Regarding the blaOXA-48 gene, it was first detected in K. pneumoniae in Turkey50 and after that, it spread rapidly throughout the Middle East and then all over the world. In the present study, our results revealed that the second most common carbapenemase gene detected among tested isolates was blaOXA-48 with an incidence of 52.0%. In accordance with our result, Khalifa et al.36 and ELMahallawy et al.37 from Egypt reported comparable (49.0% and 60.0%, respectively) detection rate of blaOXA-48 among carbapenem-resistant isolates. In other Arabian countries, this detected gene was also reported as one of the most detected carbapenemases genes with high incidence such as 66.0% incidence in Riyadh31 and 62.0% incidence in Lebanon51.
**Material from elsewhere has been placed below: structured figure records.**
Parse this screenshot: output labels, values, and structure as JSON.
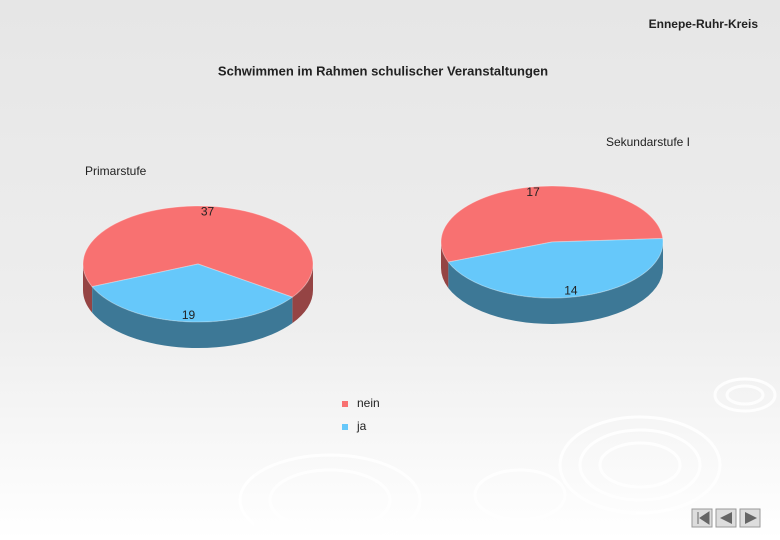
{
  "header": "Ennepe-Ruhr-Kreis",
  "title": "Schwimmen im Rahmen schulischer Veranstaltungen",
  "legend": {
    "categories": [
      "nein",
      "ja"
    ],
    "colors": [
      "#f87171",
      "#66c8fa"
    ]
  },
  "chart_data": [
    {
      "type": "pie",
      "title": "Primarstufe",
      "values": [
        37,
        19
      ]
    },
    {
      "type": "pie",
      "title": "Sekundarstufe I",
      "values": [
        17,
        14
      ]
    }
  ]
}
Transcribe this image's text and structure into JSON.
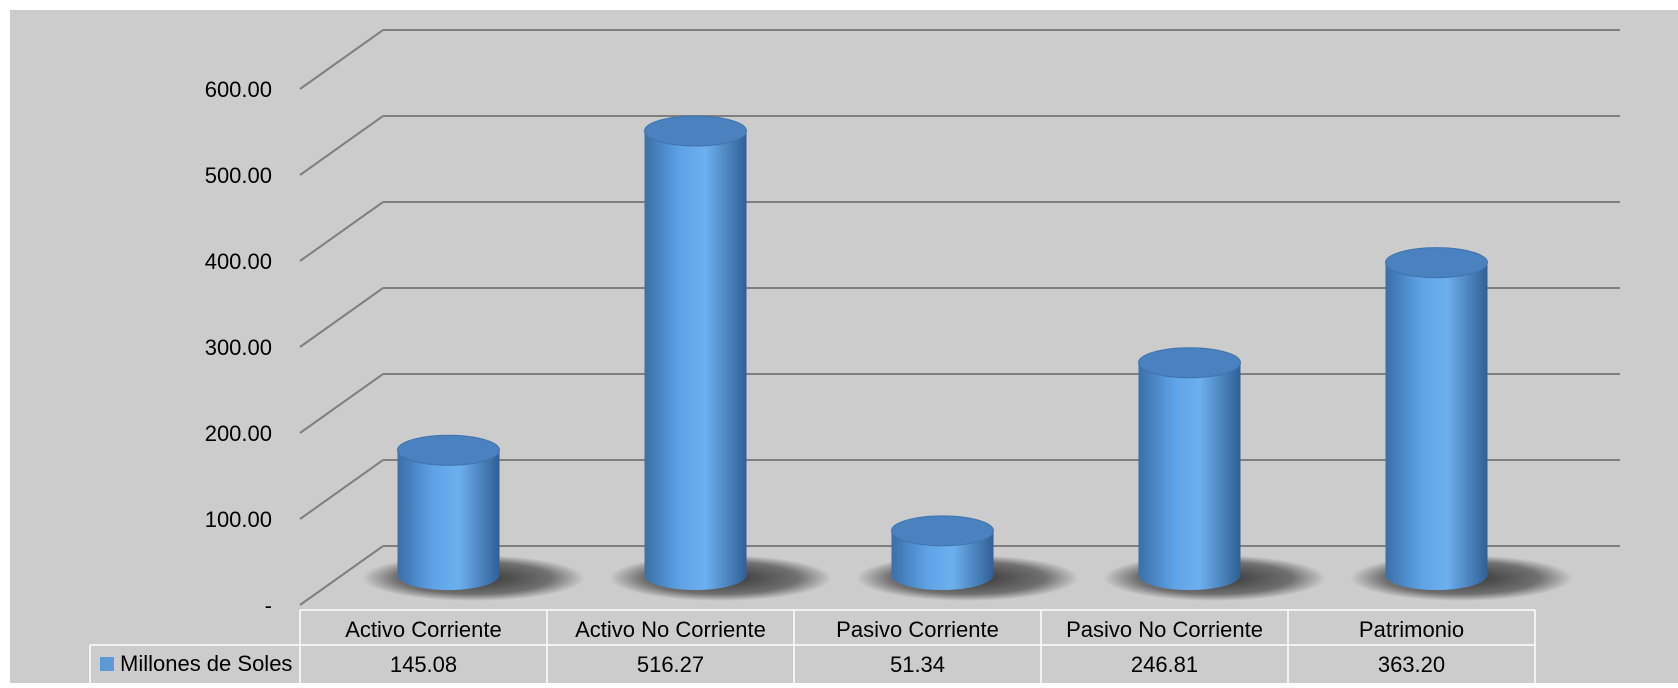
{
  "chart_data": {
    "type": "bar",
    "style": "3d-cylinder",
    "categories": [
      "Activo Corriente",
      "Activo No Corriente",
      "Pasivo Corriente",
      "Pasivo No Corriente",
      "Patrimonio"
    ],
    "series": [
      {
        "name": "Millones de Soles",
        "values": [
          145.08,
          516.27,
          51.34,
          246.81,
          363.2
        ],
        "color": "#5b9bd5"
      }
    ],
    "value_labels": [
      "145.08",
      "516.27",
      "51.34",
      "246.81",
      "363.20"
    ],
    "ylim": [
      0,
      600
    ],
    "y_ticks": [
      0,
      100,
      200,
      300,
      400,
      500,
      600
    ],
    "y_tick_labels": [
      "-",
      "100.00",
      "200.00",
      "300.00",
      "400.00",
      "500.00",
      "600.00"
    ],
    "grid": true,
    "data_table": true,
    "legend_position": "in data table",
    "colors": {
      "background": "#cccccc",
      "gridline": "#7f7f7f",
      "bar": "#5b9bd5",
      "bar_dark": "#3a6fa8",
      "bar_light": "#7ab4ea",
      "table_border": "#ffffff"
    }
  }
}
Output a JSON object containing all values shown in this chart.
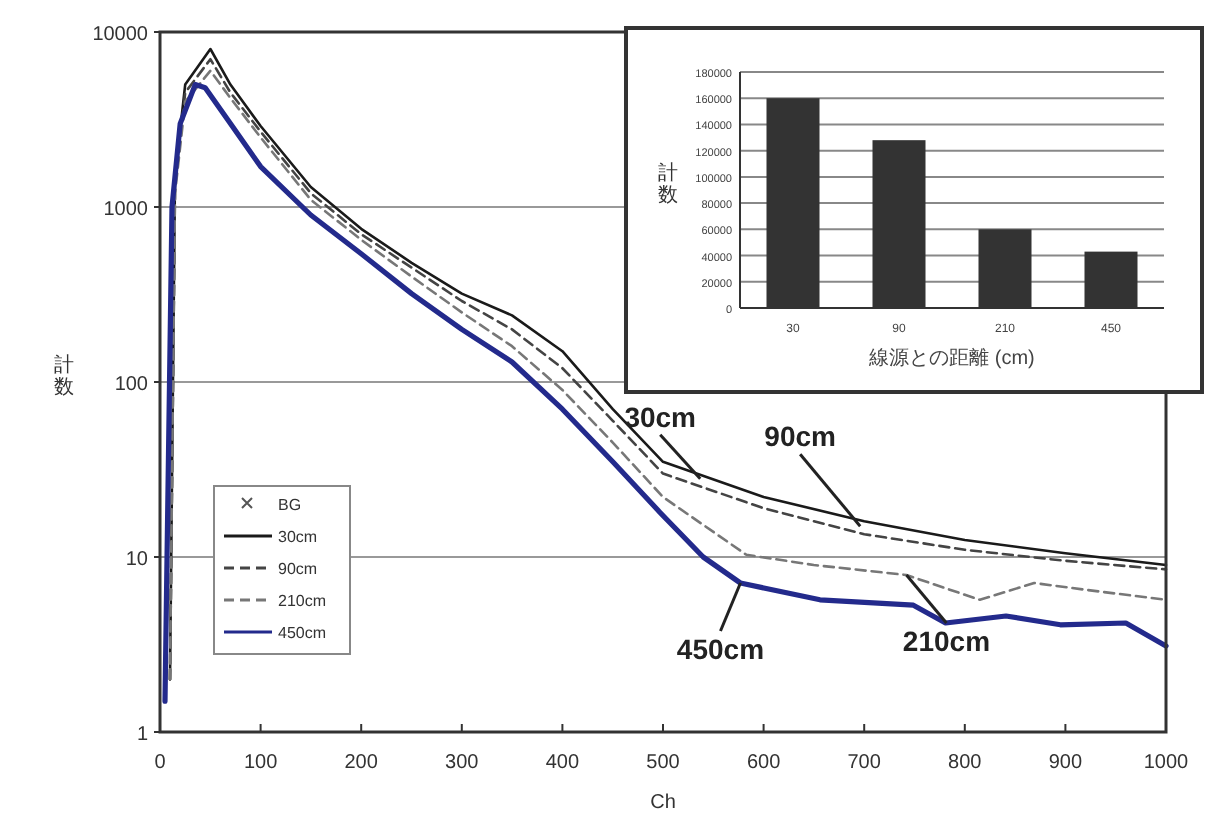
{
  "chart_data": [
    {
      "type": "line",
      "xlabel": "Ch",
      "ylabel": "計数",
      "log": "y",
      "xlim": [
        0,
        1000
      ],
      "ylim": [
        1,
        10000
      ],
      "xticks": [
        0,
        100,
        200,
        300,
        400,
        500,
        600,
        700,
        800,
        900,
        1000
      ],
      "yticks": [
        1,
        10,
        100,
        1000,
        10000
      ],
      "grid": "y",
      "legend": "bottom left",
      "series": [
        {
          "name": "BG",
          "color": "#555555",
          "marker": "cross"
        },
        {
          "name": "30cm",
          "color": "#1a1a1a",
          "line_style": "solid",
          "x": [
            10,
            15,
            25,
            50,
            70,
            100,
            150,
            200,
            250,
            300,
            350,
            400,
            450,
            500,
            600,
            700,
            800,
            900,
            1000
          ],
          "values": [
            2,
            1500,
            5000,
            8000,
            5000,
            2900,
            1300,
            750,
            480,
            320,
            240,
            150,
            70,
            35,
            22,
            16,
            12.5,
            10.5,
            9
          ]
        },
        {
          "name": "90cm",
          "color": "#444444",
          "line_style": "dashed",
          "x": [
            10,
            15,
            25,
            50,
            70,
            100,
            150,
            200,
            250,
            300,
            350,
            400,
            450,
            500,
            600,
            700,
            800,
            900,
            1000
          ],
          "values": [
            2,
            1300,
            4500,
            7000,
            4500,
            2700,
            1200,
            700,
            450,
            290,
            200,
            120,
            60,
            30,
            19,
            13.5,
            11,
            9.5,
            8.5
          ]
        },
        {
          "name": "210cm",
          "color": "#777777",
          "line_style": "dashed",
          "x": [
            10,
            15,
            25,
            50,
            70,
            100,
            150,
            200,
            250,
            300,
            350,
            400,
            450,
            500,
            583,
            650,
            742,
            815,
            869,
            920,
            1000
          ],
          "values": [
            2,
            1200,
            4000,
            6000,
            4200,
            2500,
            1100,
            650,
            400,
            250,
            160,
            90,
            45,
            22,
            10.3,
            9,
            7.9,
            5.7,
            7.1,
            6.5,
            5.7
          ]
        },
        {
          "name": "450cm",
          "color": "#232a8c",
          "line_style": "solid",
          "x": [
            5,
            12,
            20,
            35,
            45,
            70,
            100,
            150,
            200,
            250,
            300,
            350,
            400,
            450,
            497,
            540,
            577,
            656,
            749,
            781,
            841,
            895,
            960,
            1000
          ],
          "values": [
            1.5,
            1000,
            3000,
            5000,
            4800,
            3000,
            1700,
            900,
            540,
            320,
            200,
            130,
            70,
            35,
            18,
            10,
            7.1,
            5.7,
            5.3,
            4.2,
            4.6,
            4.1,
            4.2,
            3.1
          ]
        }
      ],
      "annotations": [
        {
          "text": "30cm",
          "x": 537,
          "y": 28
        },
        {
          "text": "90cm",
          "x": 696,
          "y": 15
        },
        {
          "text": "450cm",
          "x": 577,
          "y": 7.1
        },
        {
          "text": "210cm",
          "x": 742,
          "y": 7.9
        }
      ]
    },
    {
      "type": "bar",
      "xlabel": "線源との距離 (cm)",
      "ylabel": "計数",
      "categories": [
        "30",
        "90",
        "210",
        "450"
      ],
      "values": [
        160000,
        128000,
        60000,
        43000
      ],
      "color": "#333333",
      "ylim": [
        0,
        180000
      ],
      "yticks": [
        0,
        20000,
        40000,
        60000,
        80000,
        100000,
        120000,
        140000,
        160000,
        180000
      ],
      "grid": "y"
    }
  ]
}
Carbapenem-resistant isolates co-producing multiple carbapenemases genes tend to be extremely high resistant and this leads to limitation in treatment options. Our study showed that 48.0% of tested CR-KP isolates harbored both blaOXA-48 and blaNDM-1, a finding that is considered as the first report of a high incidence of blaOXA-48 and blaNDM-1 co-existence among CR-KP isolates in Egypt. In agreement with our detection rate, Laolerd et al.52 reported also 52.0% as an incidence of isolates that also harbored those both genes. In contrast, neither blaKPC, blaGES, blaVIM nor blaIMP was detected in any of our tested isolates. Other studies also showed very low detection rates of these genes as EL-Mahallawy et al.37 who reported that the incidence of blaIMP was only 1.5% with the absence of blaKPC and blaVIM among the tested isolates. Additionally, Khalifa et al.36 reported a low (4.6 %) incidence rate of blaVIM with the absence of blaKPC and blaIMP. In accordance with our results, Al-Agamy et al.31 also reported the absence of blaIMP, blaVIM, blaGES and blaKPC in the carbapenemase-positive isolates confirming that those genes are not predominate in our geographical region.

Conclusion

This study reported a high MDR resistance profile among the CR-KP isolates from Kafrelsheikh, Egypt. This high resistance rate in our study may be attributed to the lack of implementation of antimicrobial stewardship program and this reflects also limiting in treatment options. In addition, our study reported the emergence of K. pneumoniae isolates co-harboring blaNDM-1 and blaOXA-48 genes. These findings may be considered as an alarming threat to the healthcare workers in the hospital settings. The results of our study therefore confirmed the need for continually and routinely screening for K. pneumoniae strains especially those producing blaNDM-1 and blaOXA-48 genes to rapidly detect and avoid the dissemination of those strains.